ずっと燻るように感じていた違和感が、不意に、とんでもなく大きくなった。
炎を上げているのに熱くないような、そんなもどかしさがあって、落ち着け、と自分に言い聞かせる。
一度目を閉じて、開いた時にはもう、氷解していた。
それがにわかには信じられなくて、でもそうとしか考えられなくて、視線がうろつく。
それが出会ったのは、すべてを見透かしているような、ふてぶてしい冷たい目だった。
いつもならば、しらけた色を携帯電話や聖に向けているか、アイマスクの下に隠しているか、もしくは、爽やかにわざとらしい笑みを浮かべているか、の。
あ ん た も ?
二人以外、ああだこうだと言い合っていた彼らには、きっと聞こえはしなかった。
空気と一緒に直姫にだけ届くよう、吐き出された言葉は。
その言葉の諸々を直姫が理解するのと、それによってその表情にわずかに、ほんの微かに驚きの色が混じるのと、そんな直姫にしては珍しい変化を起こさせた本人が突然立ち上がったのとは、ほぼ同時だった。
「え、……夏生?」
一体急にどうしたんだ、という意味を込めて、聖が声を上げる。
夏生はそれに対しては何も答えずに、ただ壁に掛けられた時計に目を向けた。
時刻は六時三十二分。
犯人が指定してきた時刻まで、残り一時間を切っている。
それを確認したように、夏生はようやくまともに口を開いた。
「車の手配、間に合わなくなりますよ。

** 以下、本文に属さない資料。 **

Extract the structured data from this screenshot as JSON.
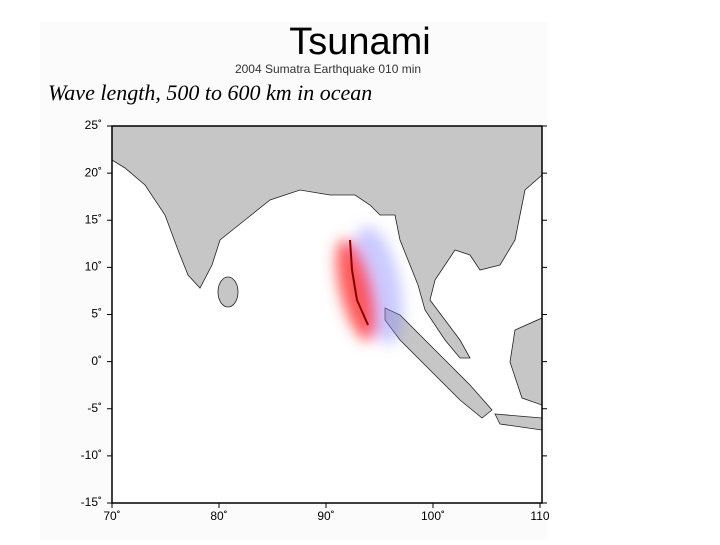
{
  "slide": {
    "title": "Tsunami",
    "caption": "Wave length, 500 to 600 km in ocean"
  },
  "map": {
    "subtitle": "2004 Sumatra Earthquake 010 min",
    "lat_labels": [
      "25˚",
      "20˚",
      "15˚",
      "10˚",
      "5˚",
      "0˚",
      "-5˚",
      "-10˚",
      "-15˚"
    ],
    "lon_labels": [
      "70˚",
      "80˚",
      "90˚",
      "100˚",
      "110"
    ]
  }
}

行きましょうか」
「は……?」
誰かが戸惑ったように言う。
恋宵は口を開けていたし、真琴は先輩たちの顔を見比べて、困ったように眉尻を下げていた。
耳を疑うのも、当然のことだ。
なにしろ、細心の注意を払って慎重に扱わなければならないはずの問題がまだ、何一つ解決していない。